Nero franziu o cenho, mas não contestou.
— Nero. Me chamo Nero.
— Nero, lembro desse nome. — murmurou com melancolia. — Meu nome não é importante agora. — o olhar de ambos de cruzou, nos de Nero a dúvida dominava e nos da figura nada podia se ver além de um abismo profundo. — Há algo que deseja?
— Entender que lugar é esse seria um bom começo.
— Como pode ver, é o nada. Você já escutou que no começo nada existia além de trevas? — Nero o mirou com mais desconfiança.
— Isso não responde minha pergunta.
— E não é necessário saber. Mas fico feliz que tenha vindo. — pausou por um breve instante. — Você é a primeira pessoa que vejo em muito tempo. — comentou voltando a sua postura apática. — É bom lembrar que existem outras vidas além dessa prisão. A solidão tem sido minha única companhia e ver outra pessoa aqui é... Estranhamente confortador.

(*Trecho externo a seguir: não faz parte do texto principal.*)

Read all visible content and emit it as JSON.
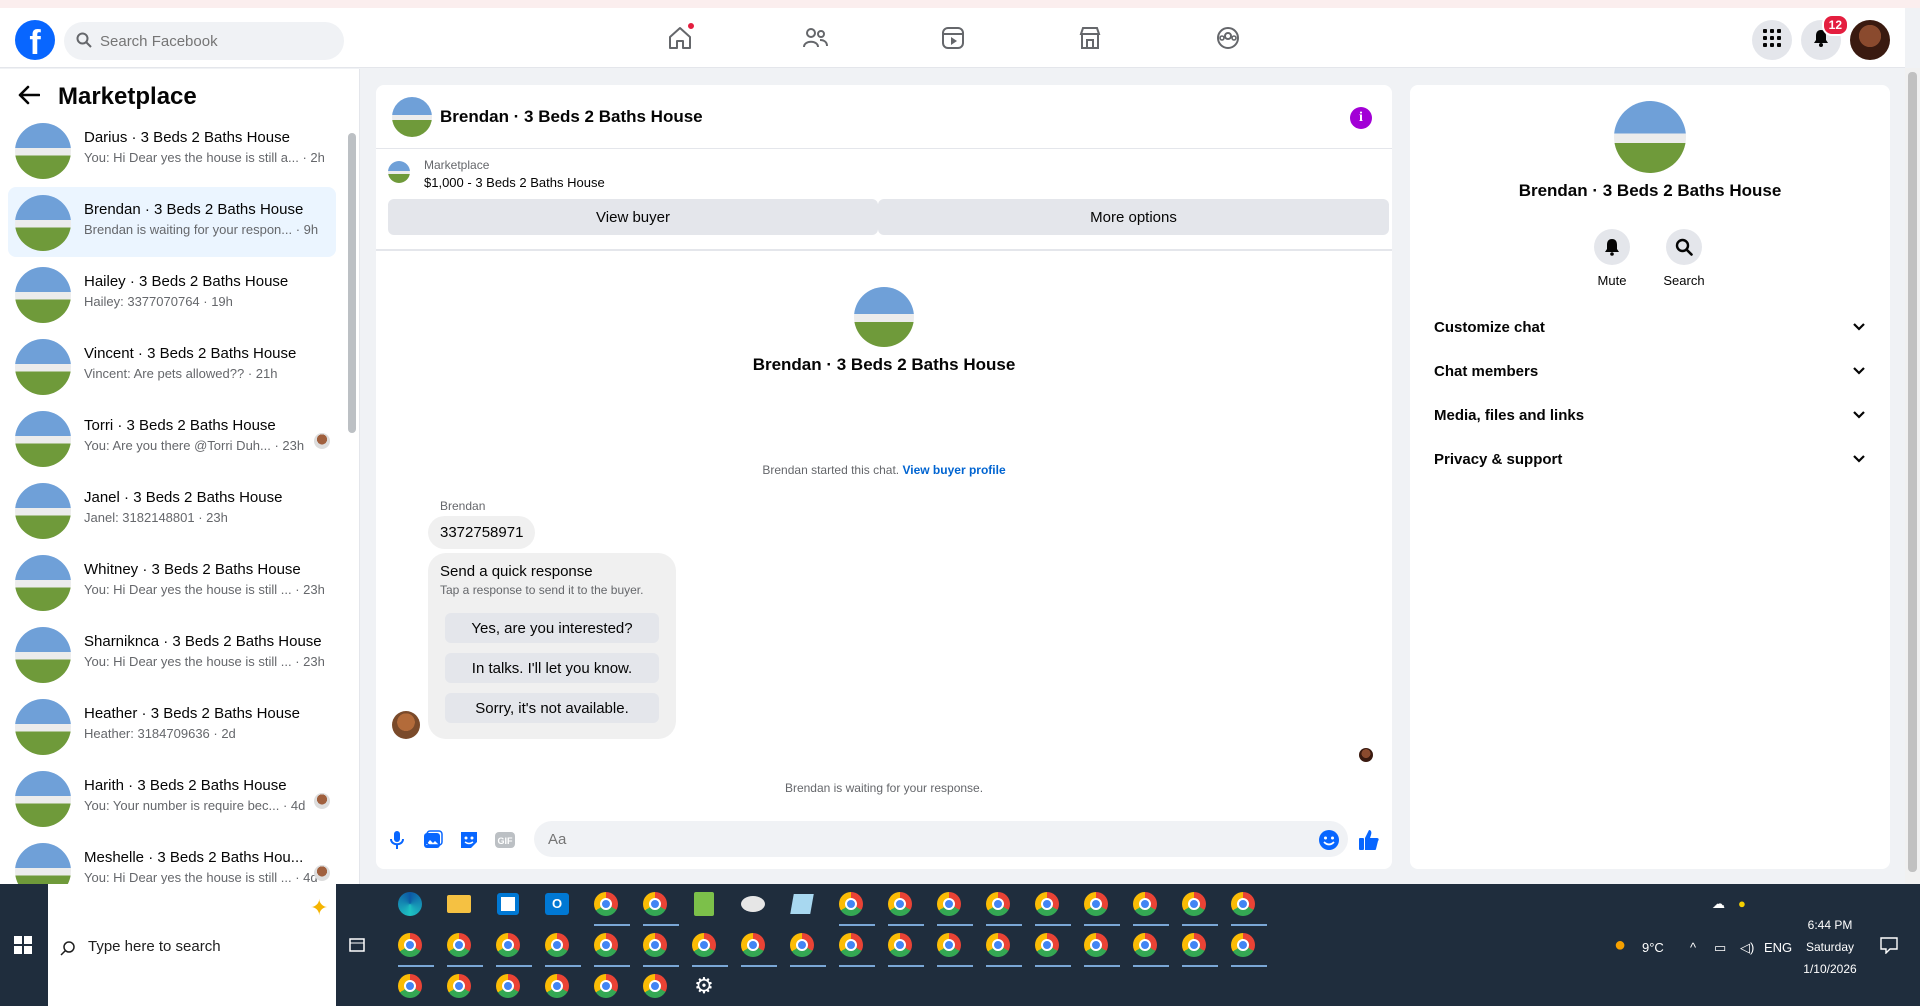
{
  "header": {
    "logo": "f",
    "search_placeholder": "Search Facebook",
    "notification_count": "12",
    "nav_icons": [
      "home-icon",
      "friends-icon",
      "video-icon",
      "marketplace-icon",
      "groups-icon"
    ]
  },
  "sidebar": {
    "title": "Marketplace",
    "conversations": [
      {
        "name": "Darius · 3 Beds 2 Baths House",
        "snippet": "You: Hi Dear yes the house is still a... · 2h"
      },
      {
        "name": "Brendan · 3 Beds 2 Baths House",
        "snippet": "Brendan is waiting for your respon... · 9h"
      },
      {
        "name": "Hailey · 3 Beds 2 Baths House",
        "snippet": "Hailey: 3377070764 · 19h"
      },
      {
        "name": "Vincent · 3 Beds 2 Baths House",
        "snippet": "Vincent: Are pets allowed?? · 21h"
      },
      {
        "name": "Torri · 3 Beds 2 Baths House",
        "snippet": "You: Are you there @Torri Duh... · 23h"
      },
      {
        "name": "Janel · 3 Beds 2 Baths House",
        "snippet": "Janel: 3182148801 · 23h"
      },
      {
        "name": "Whitney · 3 Beds 2 Baths House",
        "snippet": "You: Hi Dear yes the house is still ... · 23h"
      },
      {
        "name": "Sharniknca · 3 Beds 2 Baths House",
        "snippet": "You: Hi Dear yes the house is still ... · 23h"
      },
      {
        "name": "Heather · 3 Beds 2 Baths House",
        "snippet": "Heather: 3184709636 · 2d"
      },
      {
        "name": "Harith · 3 Beds 2 Baths House",
        "snippet": "You: Your number is require bec... · 4d"
      },
      {
        "name": "Meshelle · 3 Beds 2 Baths Hou...",
        "snippet": "You: Hi Dear yes the house is still ... · 4d"
      }
    ]
  },
  "chat": {
    "title": "Brendan · 3 Beds 2 Baths House",
    "listing_source": "Marketplace",
    "listing": "$1,000 - 3 Beds 2 Baths House",
    "view_buyer": "View buyer",
    "more_options": "More options",
    "started_text": "Brendan started this chat.",
    "view_buyer_profile": "View buyer profile",
    "sender": "Brendan",
    "message": "3372758971",
    "quick_title": "Send a quick response",
    "quick_sub": "Tap a response to send it to the buyer.",
    "quick_replies": [
      "Yes, are you interested?",
      "In talks. I'll let you know.",
      "Sorry, it's not available."
    ],
    "waiting": "Brendan is waiting for your response.",
    "composer_placeholder": "Aa"
  },
  "right_panel": {
    "name": "Brendan · 3 Beds 2 Baths House",
    "mute": "Mute",
    "search": "Search",
    "sections": [
      "Customize chat",
      "Chat members",
      "Media, files and links",
      "Privacy & support"
    ]
  },
  "taskbar": {
    "search_placeholder": "Type here to search",
    "weather": "9°C",
    "language": "ENG",
    "time": "6:44 PM",
    "day": "Saturday",
    "date": "1/10/2026"
  }
}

Nero permaneceu em silêncio.
— Você me recorda alguém que perdi há muito tempo. — a tristeza tremeu em sua voz. — Com ele morreu uma parte da minha alma. Talvez nunca tenha a oportunidade de estar com ele novamente como quando éramos crianças tampouco reviver aquelas memórias preciosas. — seu olhar parecia distante enquanto ele proferia tais palavras. — Não existe pior solidão que a de perder aquilo que se ama do fundo do coração.
O caçador se sentiu tocado por aquilo, algo que não era de seu feitio. Havia algo no aspecto físico dele que aflorava em Nero um intenso sentimento de compaixão, como se enxergasse na figura alva, delgada e quebrada alguém que devesse proteger.
— Entende, não é? A sensação de estar sozinho...
Nero desviou o olhar com a interrogativa do homem, não sabendo como exprimir o que achava daquilo. Sua mente era uma bagunça de percepções confusas e, ainda, tentava assimilar o que o tinha aquele homem que o fazia perder sua postura.
— Mas... Posso mudar as coisas. — anuiu, analisando as correntes que o prendiam. — Consertar tudo. — fechou os olhos meditativo, então fitou novamente o Devil Hunter. — As pessoas fazem loucuras para recuperar o que se foi e acabam também se perdendo no percurso. Erros são erros, não há nada que fazer para alterar isso. — sorriu com pesar. — Agora é diferente, tenho uma última oportunidade.
— Última oportunidade pra que?
— De fazer tudo a minha maneira e dessa vez... Dessa vez, não vou deixá-lo ir. — Ao dizer isso com tamanha propriedade, o homem sorriu e fitou Nero com firmeza e antes que esboçasse uma reação lógica, despertou num rompante, assustando Kyrie que passava próxima com a cesta de roupas sujas.
— Nero? O que foi? — indagou preocupada.
— Nada. Foi só um sonho. — Nero suspirou pensativo. — Um sonho muito estranho.